Dr. Albert Drukteinis

Dr. Albert Drukteinis, psychiatrist, testifies Friday morning during the retrial of Hassan Sapry in Belknap County Superior Court. (Gabriel Perry/The Laconia Daily Sun photo)

Mark Sisti, in Belknap County Superior Court in Laconia on Friday afternoon, said the test to settle the question of insanity as a legal defense is unique in New Hampshire.

He and Amy Ashworth are defending Hassan Sapry, 27, in his second trial in the 2019 killing of Wilfred Guzman Sr. in Guzman Sr.'s Blueberry Lane apartment. Sapry has invoked the not guilty by reason of insanity defense which, in New Hampshire, is adjudicated by the jury, not psychological experts. 

The legal question of insanity, in New Hampshire, is governed by the Durham test. 

In the case Durham v. United States, a defendant had been discharged from the U.S. Navy in 1945, at the age of 17, after a psychiatric evaluation showed he was mentally unfit for service due to a personality disorder, according to a 1955 article in North Carolina Law Review from the University of North Carolina School of Law. 

Over the next eight years, he attempted to harm himself, was convicted of stealing cars and passing bad checks, and was committed to mental institutions three times. Not long after his third release from an institution, he was caught breaking into a house, and again committed to an institution.

In February 1953, he stood trial in the U.S. District Court in the District of Columbia, charged with “housebreaking,” and raised the defense of insanity at the time the crime was committed.

Despite testimony from an expert witness opining numerous times the defendant was not of sound mind in committing the alleged crime, the trial court, without a jury, convicted him.

“The basis for the conviction was very simple: the expert witness would not testify to the fact that defendant did not 'know' 'the difference between right and wrong in connection with governing his own action,'” the article reads, in part.

In his own expert testimony, given in Belknap Superior Court on Friday during Sapry’s second trial, state’s witness Dr. Albert Drukteinis, a forensic psychiatrist, said it’s his opinion Sapry did know the “difference between right and wrong.” 

But the ruling in the Durham case was reversed by an appeals court, which set out a new test by which mental responsibility should be determined, and sent the case back to the district to be retried.

In 1951, the Special Committee on Crime and Psychiatry of the North Carolina Bar Association made a recommendation: the legal test of insanity should be “extended to include diseases which destroy will power and volition and the capacity to control one’s conduct.” The new rule, to be applied in the retrial of the case in the district court, was such that “an accused is not criminally responsible if his unlawful act was the product of mental disease or mental defect.” 

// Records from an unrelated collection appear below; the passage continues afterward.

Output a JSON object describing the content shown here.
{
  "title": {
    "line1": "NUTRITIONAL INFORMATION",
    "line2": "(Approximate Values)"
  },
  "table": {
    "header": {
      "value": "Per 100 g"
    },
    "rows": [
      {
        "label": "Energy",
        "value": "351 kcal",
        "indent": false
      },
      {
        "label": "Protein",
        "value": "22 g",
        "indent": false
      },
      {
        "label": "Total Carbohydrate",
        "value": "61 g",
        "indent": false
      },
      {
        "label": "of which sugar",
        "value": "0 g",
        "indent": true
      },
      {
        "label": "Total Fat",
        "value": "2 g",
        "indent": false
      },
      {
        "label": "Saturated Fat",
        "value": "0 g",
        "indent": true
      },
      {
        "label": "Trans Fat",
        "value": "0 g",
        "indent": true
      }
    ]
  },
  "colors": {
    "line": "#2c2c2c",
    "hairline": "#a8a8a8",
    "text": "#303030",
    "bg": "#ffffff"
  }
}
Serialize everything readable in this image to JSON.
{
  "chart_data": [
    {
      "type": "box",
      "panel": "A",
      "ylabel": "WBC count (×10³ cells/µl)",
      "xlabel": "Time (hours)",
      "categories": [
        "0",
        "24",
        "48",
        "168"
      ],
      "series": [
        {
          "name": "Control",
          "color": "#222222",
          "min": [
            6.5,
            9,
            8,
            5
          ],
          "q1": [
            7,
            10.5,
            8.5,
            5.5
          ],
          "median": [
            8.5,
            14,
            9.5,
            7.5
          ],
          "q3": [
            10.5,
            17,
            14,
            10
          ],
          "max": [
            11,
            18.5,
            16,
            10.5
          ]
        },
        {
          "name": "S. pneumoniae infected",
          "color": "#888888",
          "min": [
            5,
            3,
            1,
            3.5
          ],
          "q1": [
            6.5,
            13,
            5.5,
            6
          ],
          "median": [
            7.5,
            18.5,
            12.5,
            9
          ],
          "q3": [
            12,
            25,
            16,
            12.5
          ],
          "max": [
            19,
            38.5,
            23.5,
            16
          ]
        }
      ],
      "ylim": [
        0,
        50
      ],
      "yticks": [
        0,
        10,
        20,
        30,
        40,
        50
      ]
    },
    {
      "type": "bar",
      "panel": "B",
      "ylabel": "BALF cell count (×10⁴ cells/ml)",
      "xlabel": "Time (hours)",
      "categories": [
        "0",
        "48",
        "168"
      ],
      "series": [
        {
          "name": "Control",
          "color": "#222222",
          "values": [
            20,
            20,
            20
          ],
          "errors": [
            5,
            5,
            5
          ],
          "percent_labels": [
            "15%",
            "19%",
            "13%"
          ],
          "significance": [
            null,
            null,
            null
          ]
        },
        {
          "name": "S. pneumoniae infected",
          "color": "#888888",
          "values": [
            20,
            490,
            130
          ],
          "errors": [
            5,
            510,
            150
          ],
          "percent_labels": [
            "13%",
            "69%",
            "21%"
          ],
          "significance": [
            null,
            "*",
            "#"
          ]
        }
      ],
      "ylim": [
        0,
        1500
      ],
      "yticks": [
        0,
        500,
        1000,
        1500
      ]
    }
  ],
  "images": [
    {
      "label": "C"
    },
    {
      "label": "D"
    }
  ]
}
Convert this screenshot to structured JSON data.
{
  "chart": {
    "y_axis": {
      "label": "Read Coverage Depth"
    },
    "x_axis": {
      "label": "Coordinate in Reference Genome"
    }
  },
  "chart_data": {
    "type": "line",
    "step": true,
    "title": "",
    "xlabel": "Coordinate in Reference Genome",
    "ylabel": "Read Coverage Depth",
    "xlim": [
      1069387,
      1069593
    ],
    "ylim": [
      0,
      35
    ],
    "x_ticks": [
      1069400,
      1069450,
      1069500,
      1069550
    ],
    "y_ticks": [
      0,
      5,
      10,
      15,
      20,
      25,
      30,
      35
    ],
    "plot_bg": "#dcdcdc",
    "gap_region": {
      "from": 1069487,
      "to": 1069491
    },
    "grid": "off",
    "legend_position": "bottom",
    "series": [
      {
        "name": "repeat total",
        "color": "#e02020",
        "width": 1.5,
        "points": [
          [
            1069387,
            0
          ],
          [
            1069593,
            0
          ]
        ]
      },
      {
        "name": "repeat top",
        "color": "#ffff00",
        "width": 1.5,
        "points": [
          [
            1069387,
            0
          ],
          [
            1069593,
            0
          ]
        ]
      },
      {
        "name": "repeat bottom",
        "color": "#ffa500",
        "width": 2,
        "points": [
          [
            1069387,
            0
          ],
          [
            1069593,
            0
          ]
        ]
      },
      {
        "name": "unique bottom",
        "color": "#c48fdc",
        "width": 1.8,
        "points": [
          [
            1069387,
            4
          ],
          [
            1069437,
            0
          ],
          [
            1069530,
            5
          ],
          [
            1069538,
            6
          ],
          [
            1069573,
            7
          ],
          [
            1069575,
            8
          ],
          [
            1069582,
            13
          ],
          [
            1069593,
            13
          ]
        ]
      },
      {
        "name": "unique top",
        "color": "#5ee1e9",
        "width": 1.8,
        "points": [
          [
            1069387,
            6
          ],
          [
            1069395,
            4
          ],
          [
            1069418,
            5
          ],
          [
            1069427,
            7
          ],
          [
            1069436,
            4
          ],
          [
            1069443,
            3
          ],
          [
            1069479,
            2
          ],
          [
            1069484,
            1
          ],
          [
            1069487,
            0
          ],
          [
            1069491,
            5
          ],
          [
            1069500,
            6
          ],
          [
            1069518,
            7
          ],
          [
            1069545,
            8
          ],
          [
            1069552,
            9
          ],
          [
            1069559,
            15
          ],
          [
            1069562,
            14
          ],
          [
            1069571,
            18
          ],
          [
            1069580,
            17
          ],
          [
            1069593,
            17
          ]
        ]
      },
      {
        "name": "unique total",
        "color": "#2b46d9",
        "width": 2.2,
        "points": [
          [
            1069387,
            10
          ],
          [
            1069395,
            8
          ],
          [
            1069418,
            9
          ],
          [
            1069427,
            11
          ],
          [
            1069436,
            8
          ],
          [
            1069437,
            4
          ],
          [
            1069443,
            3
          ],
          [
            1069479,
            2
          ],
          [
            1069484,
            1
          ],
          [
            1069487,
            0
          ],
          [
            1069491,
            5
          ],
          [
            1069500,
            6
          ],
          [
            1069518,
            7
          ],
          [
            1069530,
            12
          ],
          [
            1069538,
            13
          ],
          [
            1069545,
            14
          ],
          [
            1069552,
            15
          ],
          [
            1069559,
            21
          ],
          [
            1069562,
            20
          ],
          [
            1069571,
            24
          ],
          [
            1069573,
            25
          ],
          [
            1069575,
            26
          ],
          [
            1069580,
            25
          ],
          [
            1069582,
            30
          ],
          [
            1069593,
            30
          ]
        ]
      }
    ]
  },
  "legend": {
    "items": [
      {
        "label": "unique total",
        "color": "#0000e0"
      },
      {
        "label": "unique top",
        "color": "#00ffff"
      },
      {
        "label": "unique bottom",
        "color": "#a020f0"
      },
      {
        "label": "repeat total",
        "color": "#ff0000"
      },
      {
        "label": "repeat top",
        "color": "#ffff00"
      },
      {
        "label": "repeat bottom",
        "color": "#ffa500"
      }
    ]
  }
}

That, in essence, is the rule today in New Hampshire. A defendant — in this case, Sapry — holds the unique burden of proving, by a standard of clear and convincing evidence, that his actions in the killing of Guzman Sr. were the product of a mental disease or mental defect he was suffering at the time of the alleged crime. 

While numerous states consider insanity a valid defense, and use other legal tests to determine insanity, New Hampshire is the only state which still uses the Durham Rule. 

As Drukteinis said on Friday, “we’re talking about insanity, which is totally a jury issue, not a psychiatric issue.”